Bring on the Pig-ment-Skin
Bring on the Pig-ment-Skin
As summer comes to a close and long hot days become abbreviated and alleviated with cooler temps and sweater worthy evenings--September is here. With it, the beauty of harvest and fall is underway. Undeniably my favorite time of the year; the anticipation, the realization of another season. Nervously…… we wait. The hopes, the expectations— will it be as good as last year? Will this year bring the success of another triumph? Will we get the points and revel in great scores? It has finally arrived.
That’s right… are you ready for some football!?
Regular season NFL starts this week and the pigskin is finally back in action. Of course, while the football is being passed and punted on the gridiron the red zone has officially been crossed at my house. Bring on the pigment!

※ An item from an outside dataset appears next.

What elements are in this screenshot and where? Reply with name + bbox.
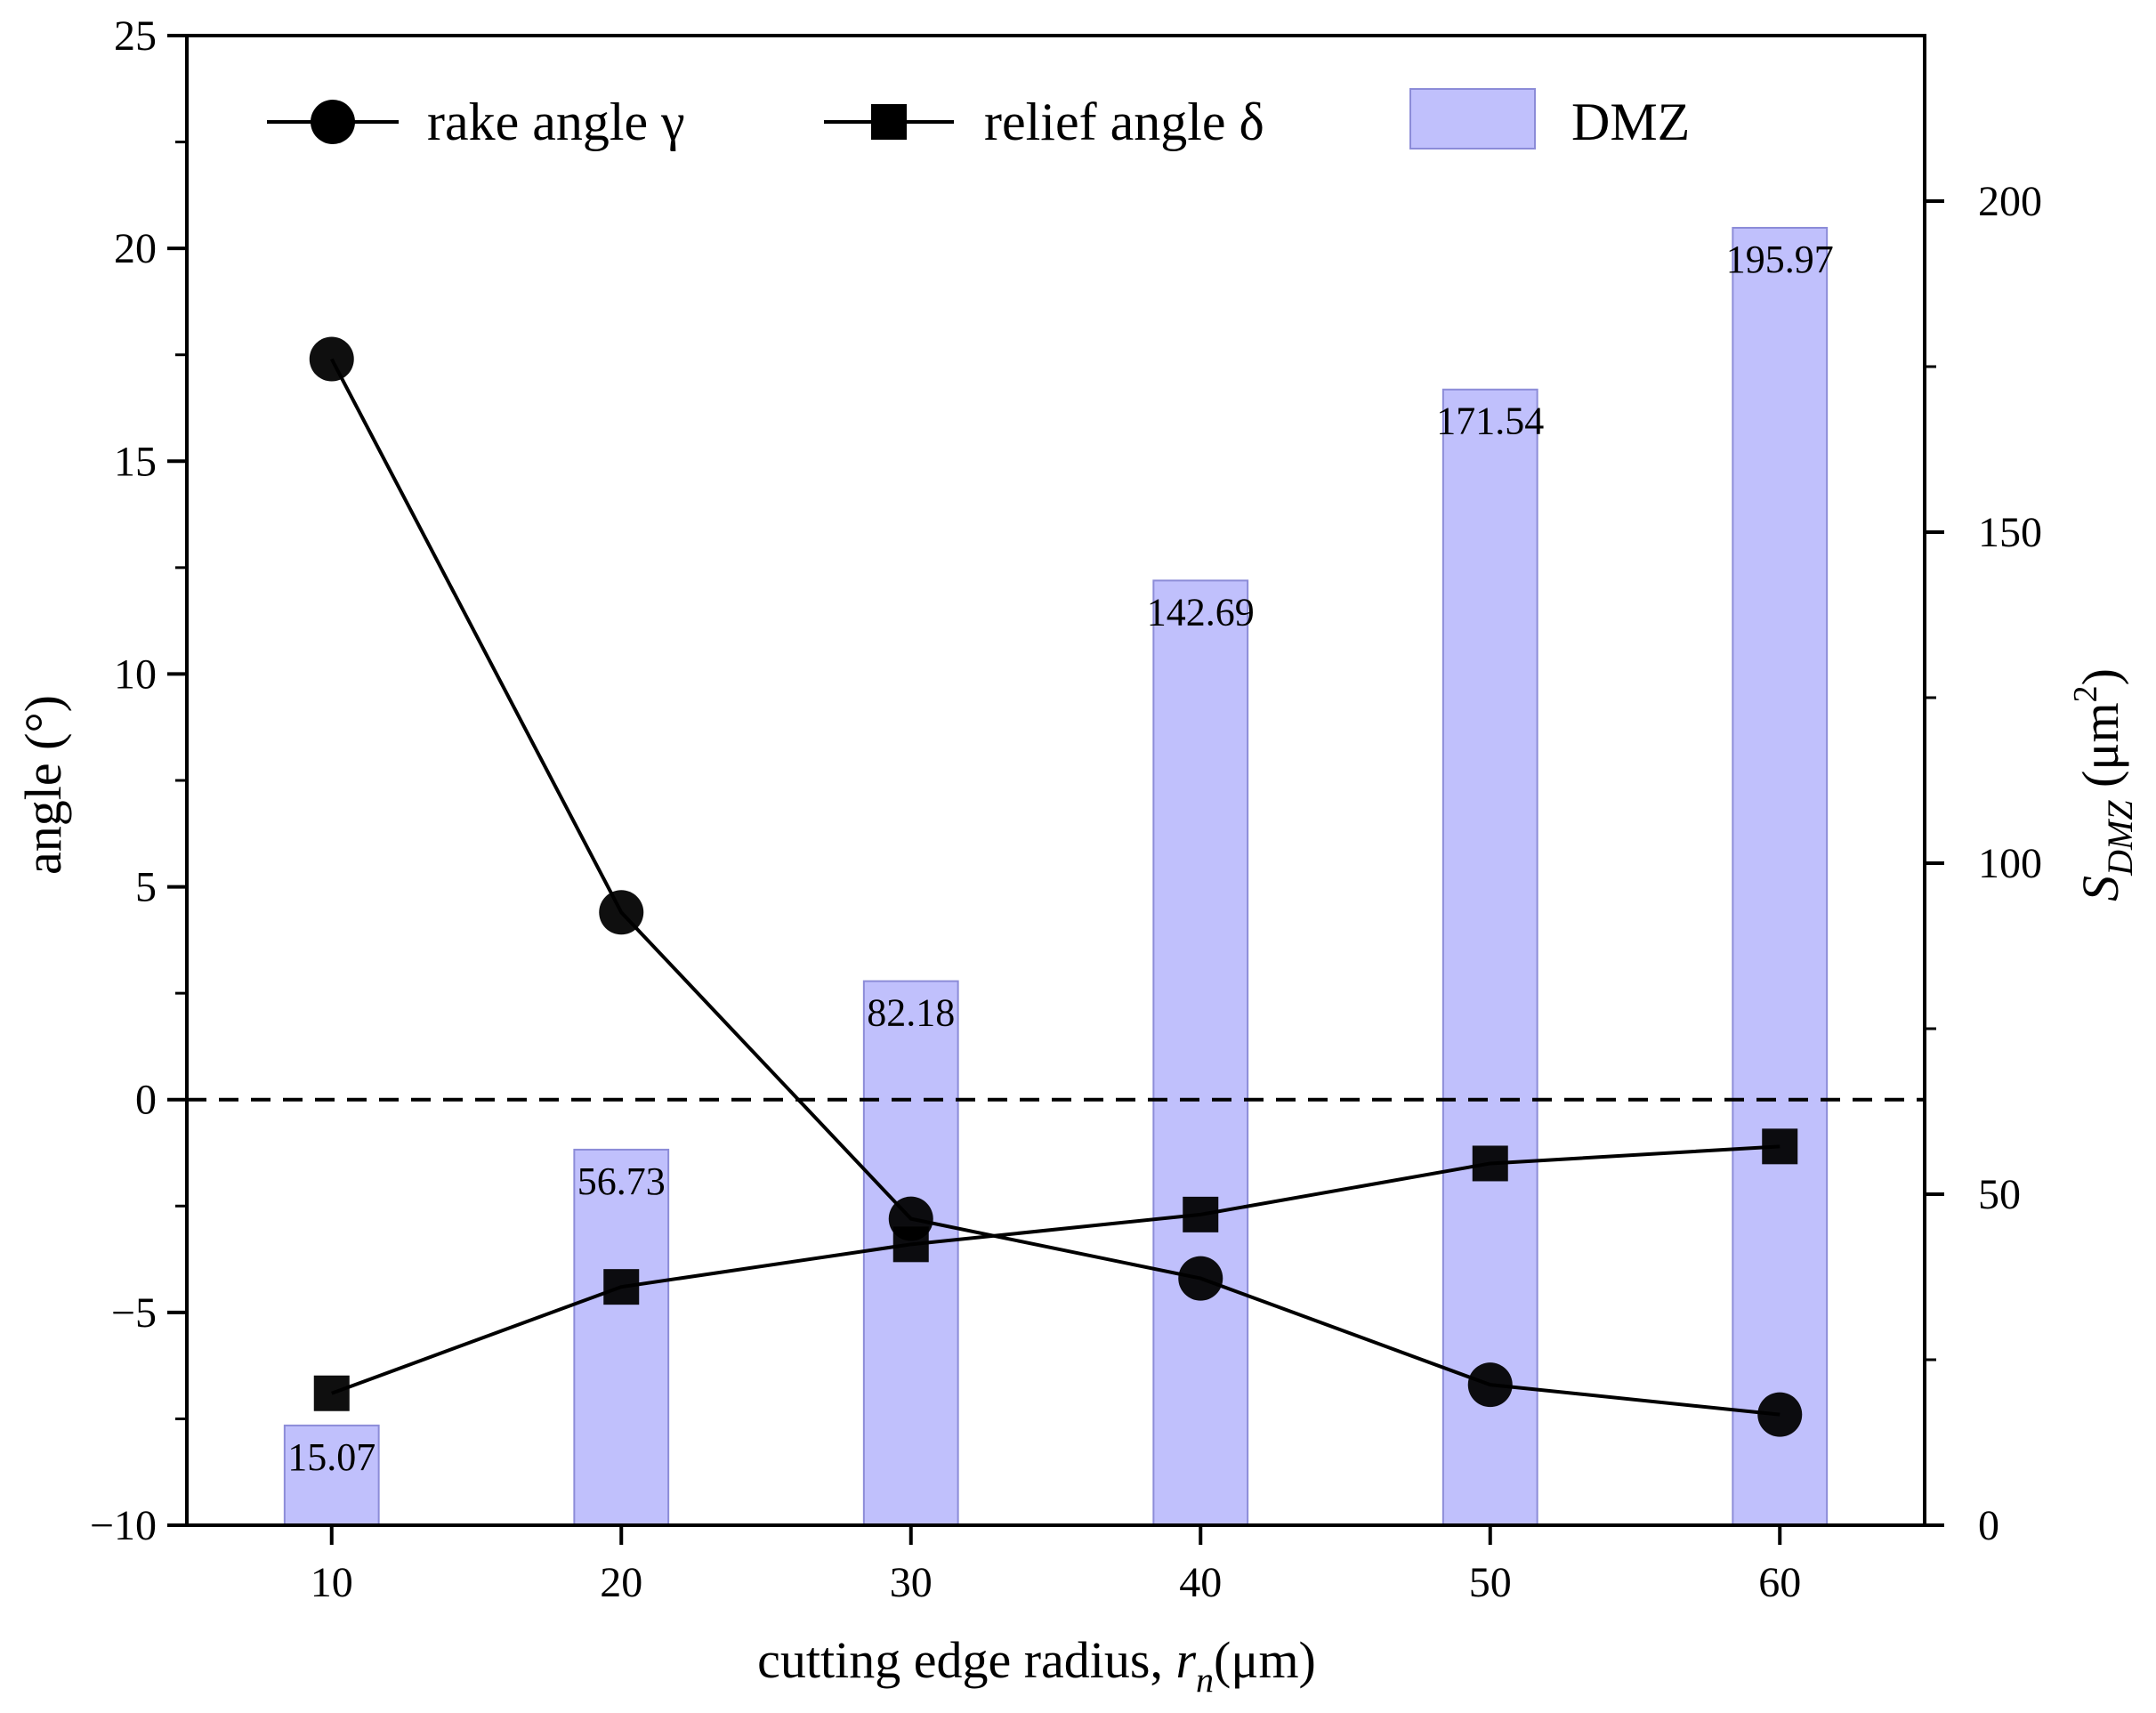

All wine grapes contain clear juice. Although there are a few varietals with tinted juice it is extremely rare. Red wine becomes colored or pigmented in the winemaking process. The liberated or pressed juice of black grapes are fermented in contact with the skins. Since the skins contain all the color, fermentation with the skins extracts this color to the juice and resultant wine. The skin of black grapes also contains complex elements that not only result in this pigmented juice, but imparts tannins and many healthful antioxidants.
My match-up this week includes Cabernet Sauvignon; and since it doesn’t get much more pigmented than this thick-skinned varietal… well….. this pairing calls for a pepper spiked little pig of my own to mark the occasion.
Cheers, or as they say on the field—get ready for kickoff!
No need for binoculars! View this action live and in person from the proverbial 50 yard line! Fall is the time of year for a trip to wine country. Watch the winemaking process from Castello di Amorosa’s home field, the crush pad!
Talk about score! Robert Parker gave Castello di Amorosa’s 2009 Cabernet Sauvignon 91 points! This 100% Cabernet Sauvignon is brawny with loads of muscle yet exhibits a graceful and elegant mouth feel. Brooding deep dark fruit with a hint of spice box and black pepper. Touchdown!
Simple, quick and delicious. This meal won’t keep you away from important plays! I sprinkled the tenderloin with sea salt and garlic powder then very generously coated it with coarse ground pepper. Bake at 350 degrees until the center of the loin reaches 150 deg. Let rest for 10-15 minutes before serving. The peppery seasoned tenderloin plays off the dark fruit of the Cabernet. After Sunday’s match-up this makes for incredible sandwiches to enjoy the next night...during Monday Night Football!